The Due Process Institute is a bipartisan nonprofit that works to honor, preserve, and restore principles of fairness in the criminal legal system.
Led by a public policy professional with 20 years of project management, lobbying, legal, and teaching experience, guided by a bipartisan Board of Directors, and supported by bipartisan staff, the Due Process Institute creates workable solutions for challenging policy concerns through advocacy and education.
Following overwhelming votes of support in the Senate (87-12) and the House (358-36), President Trump signed The First Step Act into law on December 21, 2018. The Due Process Institute has been a leader in the lobbying and education regarding this historic piece of criminal justice reform legislation.
"This is a remarkable culmination of years of effort by reformers to get Congress to recognize the need for change," said Director of Rule of Law Initiatives Joe Luppino-Esposito. "The First Step Act will go a long way towards improving public safety and making the federal prison system a place for actual 'corrections', rehabilitation, and redemption. This is the type of reform that stresses justice and effectiveness above all else.
"I look forward to seeing more bipartisan support for reform in the near future as we think about what our next steps ought to be."
The Due Process Institute is heartened by the news that the US Senate will take up the First Step Act and consider it on the floor as early as this week. The First Step Act is supported by the Due Process Institute and dozens of organizations from both sides of aisle because it recalibrates the federal criminal justice system to focus on rehabilitation and redemption, rather than punishment for its own sake. The bill would also change some particularly long sentences.
DPI signed a letter sent to the Senate leaders of both parties responding to a letter from the National Association of United States Attorneys, and explaining why the group's opposition to the First Step Act should be rejected.
Director of Rule of Law Initiatives Joe Luppino-Esposito was quoted by DC reporters on the continued movement of the First Step Act, as the new version of the bill was introduced in the US Senate.
"The genius of this bill is that it re-focuses on the primary purpose of prison: rehabilitating and correcting criminal behavior," said Luppino-Esposito.
Both the House and Senate are considering the inclusion of "Stop the Importation and Trafficking of Scheduled Analogues" (SITSA) (H.R. 2851/S. 1327) as part of their bill packages to take action relating to the nation's opioid epidemic. The Due Process Institute signed a bipartisan letter opposing the legislation because the bill will broadly expand penalties for drug offenses, concentrate power within the Department of Justice (DOJ), punish people who lack criminal intent, and overcriminalize certain behavior.
UPDATE: The House's final opioid bill package does not include SITSA.

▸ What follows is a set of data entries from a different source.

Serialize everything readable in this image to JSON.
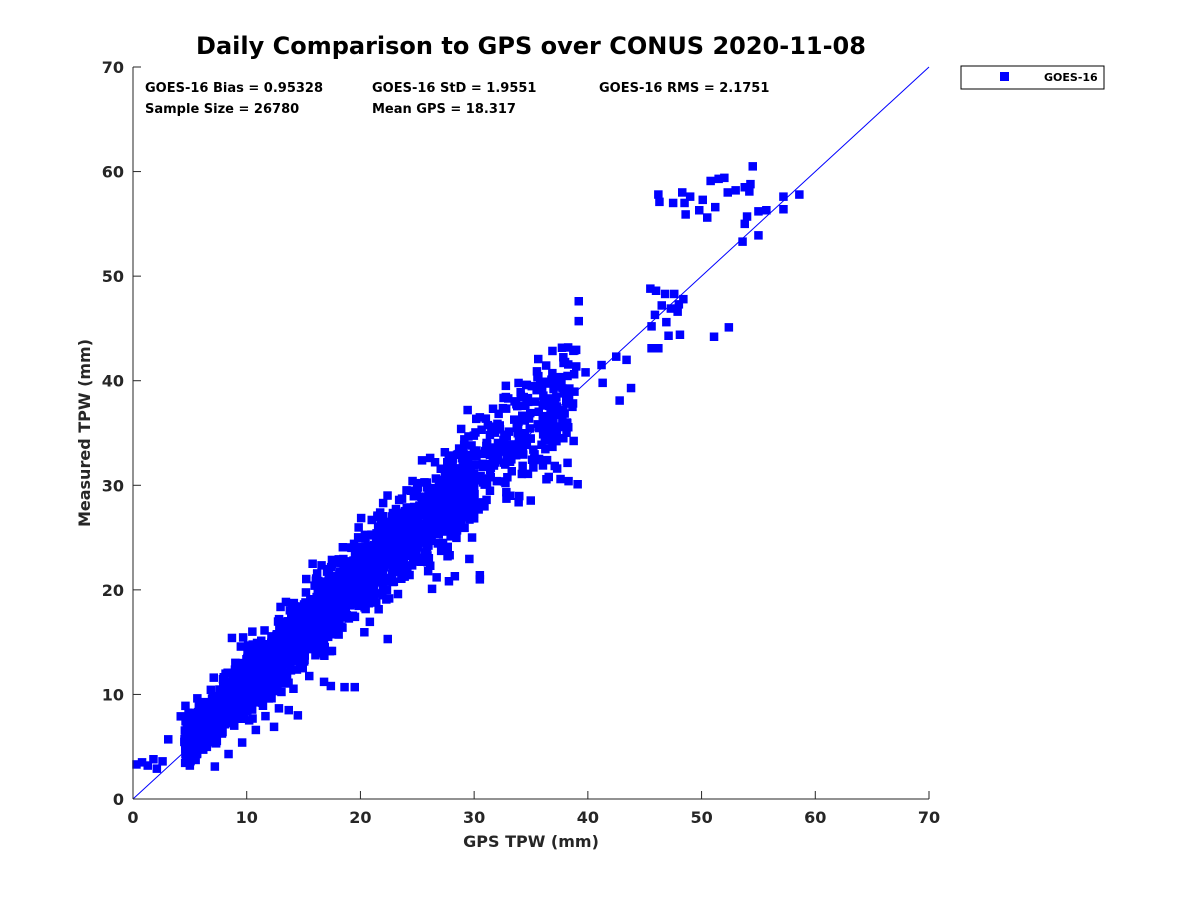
{
  "chart_data": {
    "type": "scatter",
    "title": "Daily Comparison to GPS over CONUS 2020-11-08",
    "xlabel": "GPS TPW (mm)",
    "ylabel": "Measured TPW (mm)",
    "xlim": [
      0,
      70
    ],
    "ylim": [
      0,
      70
    ],
    "xticks": [
      "0",
      "10",
      "20",
      "30",
      "40",
      "50",
      "60",
      "70"
    ],
    "yticks": [
      "0",
      "10",
      "20",
      "30",
      "40",
      "50",
      "60",
      "70"
    ],
    "grid": false,
    "legend": {
      "position": "outside-top-right",
      "entries": [
        "GOES-16"
      ]
    },
    "reference_line": {
      "from": [
        0,
        0
      ],
      "to": [
        70,
        70
      ],
      "color": "#0000ff"
    },
    "stats": {
      "bias": "GOES-16 Bias = 0.95328",
      "std": "GOES-16 StD = 1.9551",
      "rms": "GOES-16 RMS = 2.1751",
      "sample": "Sample Size = 26780",
      "mean": "Mean GPS = 18.317"
    },
    "series": [
      {
        "name": "GOES-16",
        "color": "#0000ff",
        "marker": "square",
        "sample_size": 26780,
        "outliers": [
          [
            0.3,
            3.3
          ],
          [
            0.8,
            3.5
          ],
          [
            1.3,
            3.2
          ],
          [
            1.8,
            3.8
          ],
          [
            2.1,
            2.9
          ],
          [
            2.6,
            3.6
          ],
          [
            54.5,
            60.5
          ],
          [
            52.0,
            59.4
          ],
          [
            50.8,
            59.1
          ],
          [
            46.2,
            57.8
          ],
          [
            46.3,
            57.1
          ],
          [
            47.5,
            57.0
          ],
          [
            48.3,
            58.0
          ],
          [
            49.0,
            57.6
          ],
          [
            53.0,
            58.2
          ],
          [
            53.8,
            58.5
          ],
          [
            54.2,
            58.1
          ],
          [
            55.0,
            56.2
          ],
          [
            55.7,
            56.3
          ],
          [
            57.2,
            57.6
          ],
          [
            58.6,
            57.8
          ],
          [
            57.2,
            56.4
          ],
          [
            54.0,
            55.7
          ],
          [
            53.8,
            55.0
          ],
          [
            53.6,
            53.3
          ],
          [
            55.0,
            53.9
          ],
          [
            50.5,
            55.6
          ],
          [
            51.2,
            56.6
          ],
          [
            49.8,
            56.3
          ],
          [
            50.1,
            57.3
          ],
          [
            48.5,
            57.0
          ],
          [
            52.3,
            58.0
          ],
          [
            51.5,
            59.3
          ],
          [
            54.3,
            58.8
          ],
          [
            48.6,
            55.9
          ],
          [
            39.2,
            47.6
          ],
          [
            39.2,
            45.7
          ],
          [
            45.5,
            48.8
          ],
          [
            46.0,
            48.6
          ],
          [
            46.8,
            48.3
          ],
          [
            47.6,
            48.3
          ],
          [
            48.0,
            47.3
          ],
          [
            47.3,
            46.9
          ],
          [
            46.5,
            47.2
          ],
          [
            45.9,
            46.3
          ],
          [
            45.6,
            45.2
          ],
          [
            46.9,
            45.6
          ],
          [
            47.1,
            44.3
          ],
          [
            48.1,
            44.4
          ],
          [
            46.2,
            43.1
          ],
          [
            45.6,
            43.1
          ],
          [
            51.1,
            44.2
          ],
          [
            52.4,
            45.1
          ],
          [
            47.9,
            46.6
          ],
          [
            48.4,
            47.8
          ],
          [
            42.8,
            38.1
          ],
          [
            43.8,
            39.3
          ],
          [
            41.3,
            39.8
          ],
          [
            42.5,
            42.3
          ],
          [
            43.4,
            42.0
          ],
          [
            39.1,
            30.1
          ],
          [
            38.3,
            30.4
          ],
          [
            37.6,
            30.6
          ],
          [
            37.3,
            31.6
          ],
          [
            30.5,
            21.0
          ],
          [
            30.5,
            21.4
          ],
          [
            28.3,
            21.3
          ],
          [
            26.3,
            20.1
          ],
          [
            23.3,
            19.6
          ],
          [
            26.7,
            21.2
          ],
          [
            22.4,
            15.3
          ],
          [
            19.5,
            10.7
          ],
          [
            18.6,
            10.7
          ],
          [
            17.4,
            10.8
          ],
          [
            16.8,
            11.2
          ],
          [
            14.5,
            8.0
          ],
          [
            13.7,
            8.5
          ],
          [
            12.4,
            6.9
          ],
          [
            10.8,
            6.6
          ],
          [
            9.6,
            5.4
          ],
          [
            8.4,
            4.3
          ],
          [
            7.2,
            3.1
          ],
          [
            5.0,
            3.2
          ],
          [
            3.1,
            5.7
          ],
          [
            4.2,
            7.9
          ],
          [
            15.8,
            22.5
          ],
          [
            10.5,
            16.0
          ],
          [
            8.7,
            15.4
          ],
          [
            7.1,
            11.6
          ],
          [
            21.5,
            27.1
          ],
          [
            22.0,
            28.3
          ],
          [
            25.0,
            30.2
          ],
          [
            30.5,
            36.5
          ],
          [
            33.0,
            38.3
          ],
          [
            35.5,
            39.1
          ],
          [
            37.5,
            40.3
          ],
          [
            36.2,
            39.9
          ],
          [
            34.5,
            37.6
          ],
          [
            39.8,
            40.8
          ],
          [
            41.2,
            41.5
          ]
        ]
      }
    ]
  }
}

The Due Process Institute sent a letter to House leadership raising concerns about H.R. 6729 "Empowering Financial Institutions to Fight Human Trafficking Act of 2018” and opposing its placement on the suspension calendar. Joined by Freedomworks, the National Association of Criminal Defense Lawyers, and Defending Rights and Dissent, the Institute opposes this fast-track measure for a bill that will negatively affect privacy rights of individuals and increase surveillance based on mere suspicions of wrongdoing.
On the morning of September 21, the Due Process Institute hosted "Two Views: An Exploration of Key Cases from Supreme Court's Criminal Law Docket." The event, which took place at the historic Willard Intercontinental Hotel in downtown Washington DC, featured Stanford Law Professor Jeffrey Fisher and Erin Murphy of Kirkland & Ellis, LLP. These leading constitutional law experts went in-depth into the most important criminal law cases that the Supreme Court will hear in October.